The Python binding in python/zvec/extension/embedding_function.py (lines 115-119) converts the dictionary into a C++ SparseVector struct with count=3, indices=[1,3,7], and values=[0.5,1.2,0.9]. Index::_sparse_add then stores this in a OnePassIndexSparseHolder<float> and updates the HNSW graph via HnswSparseBuilder.

Querying with Sparse Vectors

query_vec = {"sparse_vec": {1: 0.4, 5: 0.8}}
results = coll.query(
    zvec.VectorQuery("sparse_vec", vector=query_vec["sparse_vec"]),
    topk=5
)

for r in results:
    print(r["id"], r["score"])

VectorQuery constructs a SparseVector from the input dict and invokes Index::_sparse_search. HnswSparseSearcher::search_impl receives the sparse triplet, traverses the graph using sparse dot-product calculations on overlapping indices only, and returns the top-k results.

Summary

  • Unified Layout: Z-Vec uses a count-indices-values triplet format consistently across disk storage (tools/core/vecs_reader.h), in-memory holders (src/include/zvec/core/framework/index_holder.h), and search algorithms (src/core/algorithm/hnsw_sparse/).

  • Zero-Copy Access: The VecsReader class memory-maps .vecs files and exposes get_sparse_count, get_sparse_indices, and get_sparse_data methods (lines 124-153) for direct pointer access to packed data without deserialization overhead.

  • HNSW-Sparse Algorithm: Dedicated builder (HnswSparseBuilder) and searcher (HnswSparseSearcher) classes implement approximate nearest neighbor search optimized for sparse vectors, computing distances in O(nnz) time using only non-zero overlapping dimensions.

  • Python SDK Abstraction: The public API hides C++ internals, accepting Python dict[int, float] objects that the binding layer (python/zvec/extension/embedding_function.py) converts to the internal SparseVector struct defined in src/include/zvec/core/interface/index.h.

Frequently Asked Questions

What file format does Z-Vec use to store sparse vectors on disk?

Z-Vec stores sparse vectors in .vecs files using a three-part layout: a header followed by a dense vector block (if applicable), a sparse meta block containing offsets per vector, and a sparse data block holding the actual count-indices-values payload.

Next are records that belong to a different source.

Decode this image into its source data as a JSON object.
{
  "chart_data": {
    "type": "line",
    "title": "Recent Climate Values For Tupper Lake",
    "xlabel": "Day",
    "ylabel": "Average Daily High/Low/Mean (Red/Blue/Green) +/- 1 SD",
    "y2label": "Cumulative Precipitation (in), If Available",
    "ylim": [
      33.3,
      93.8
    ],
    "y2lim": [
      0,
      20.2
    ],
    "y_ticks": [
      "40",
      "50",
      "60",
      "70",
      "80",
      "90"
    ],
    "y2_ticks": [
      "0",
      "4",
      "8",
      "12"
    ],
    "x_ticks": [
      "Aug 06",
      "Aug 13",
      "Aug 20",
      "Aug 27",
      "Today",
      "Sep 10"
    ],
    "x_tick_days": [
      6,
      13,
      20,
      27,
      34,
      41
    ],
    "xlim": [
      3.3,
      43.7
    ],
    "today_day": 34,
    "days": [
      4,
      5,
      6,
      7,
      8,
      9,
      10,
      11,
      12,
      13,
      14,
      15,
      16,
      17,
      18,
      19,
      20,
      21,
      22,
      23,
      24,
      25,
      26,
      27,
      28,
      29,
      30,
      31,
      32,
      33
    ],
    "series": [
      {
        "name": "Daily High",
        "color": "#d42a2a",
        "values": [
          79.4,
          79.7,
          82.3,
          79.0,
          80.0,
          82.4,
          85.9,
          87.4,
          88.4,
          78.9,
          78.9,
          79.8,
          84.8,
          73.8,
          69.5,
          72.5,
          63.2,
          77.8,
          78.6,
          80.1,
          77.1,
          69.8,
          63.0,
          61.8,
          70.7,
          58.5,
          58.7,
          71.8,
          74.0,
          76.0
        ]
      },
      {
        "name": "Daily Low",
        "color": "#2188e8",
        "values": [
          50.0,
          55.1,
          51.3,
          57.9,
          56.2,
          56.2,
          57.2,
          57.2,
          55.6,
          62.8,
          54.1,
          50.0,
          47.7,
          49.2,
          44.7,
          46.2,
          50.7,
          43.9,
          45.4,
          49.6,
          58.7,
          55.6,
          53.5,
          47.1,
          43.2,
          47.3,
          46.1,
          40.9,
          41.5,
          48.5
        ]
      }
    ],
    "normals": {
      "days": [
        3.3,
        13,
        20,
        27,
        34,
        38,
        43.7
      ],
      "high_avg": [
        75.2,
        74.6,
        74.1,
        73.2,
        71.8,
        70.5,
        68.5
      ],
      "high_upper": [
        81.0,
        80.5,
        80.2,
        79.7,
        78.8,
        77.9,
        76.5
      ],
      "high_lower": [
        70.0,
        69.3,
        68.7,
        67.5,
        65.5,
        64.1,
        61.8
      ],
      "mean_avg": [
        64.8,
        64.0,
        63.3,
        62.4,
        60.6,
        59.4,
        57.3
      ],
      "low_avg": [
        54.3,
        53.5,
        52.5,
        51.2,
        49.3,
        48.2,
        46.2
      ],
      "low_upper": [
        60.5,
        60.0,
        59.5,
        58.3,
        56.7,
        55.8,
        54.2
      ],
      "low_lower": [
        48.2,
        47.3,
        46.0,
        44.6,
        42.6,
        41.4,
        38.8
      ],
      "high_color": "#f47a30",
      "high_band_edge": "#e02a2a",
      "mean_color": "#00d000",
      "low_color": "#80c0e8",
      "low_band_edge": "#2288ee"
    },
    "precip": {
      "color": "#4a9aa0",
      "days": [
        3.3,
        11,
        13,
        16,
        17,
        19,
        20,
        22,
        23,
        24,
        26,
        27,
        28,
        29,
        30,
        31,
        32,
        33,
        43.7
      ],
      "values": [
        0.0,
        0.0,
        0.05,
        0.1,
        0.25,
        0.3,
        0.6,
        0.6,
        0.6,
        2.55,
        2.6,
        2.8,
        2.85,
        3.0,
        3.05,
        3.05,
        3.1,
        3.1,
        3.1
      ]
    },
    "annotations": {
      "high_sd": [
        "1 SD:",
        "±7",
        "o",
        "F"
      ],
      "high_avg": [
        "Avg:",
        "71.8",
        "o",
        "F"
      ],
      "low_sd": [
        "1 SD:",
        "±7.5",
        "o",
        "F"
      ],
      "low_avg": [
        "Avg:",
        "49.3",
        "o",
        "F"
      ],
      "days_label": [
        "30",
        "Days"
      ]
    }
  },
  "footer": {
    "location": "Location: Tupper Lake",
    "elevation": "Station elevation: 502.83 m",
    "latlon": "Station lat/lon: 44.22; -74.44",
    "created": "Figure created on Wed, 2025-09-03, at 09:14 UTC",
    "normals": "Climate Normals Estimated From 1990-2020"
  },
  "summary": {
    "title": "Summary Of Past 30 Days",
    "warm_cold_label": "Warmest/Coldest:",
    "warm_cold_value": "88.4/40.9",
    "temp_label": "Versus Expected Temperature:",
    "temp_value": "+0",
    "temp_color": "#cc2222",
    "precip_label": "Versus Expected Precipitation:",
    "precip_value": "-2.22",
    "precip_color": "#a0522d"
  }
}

The VecsReader class in tools/core/vecs_reader.h memory-maps this format to provide zero-copy access.

The HnswSparseSearcher computes similarity using sparse dot-product operations on the intersection of non-zero dimensions only. When traversing the HNSW graph, the algorithm receives the query vector's count, indices, and values pointers, then calculates distances in O(nnz) time by iterating only over overlapping indices, avoiding the O(dim) cost of dense vector comparison.

Can I use Z-Vec's sparse vector support from Python without managing C++ structs?

Yes. The Python SDK abstracts all C++ internals. You define sparse vectors as Python dictionaries where keys are integer dimensions and values are floats (e.g., {1: 0.5, 3: 1.2}). The binding layer in python/zvec/extension/embedding_function.py automatically converts these dictionaries into the internal SparseVector struct before passing them to the C++ core for indexing or search.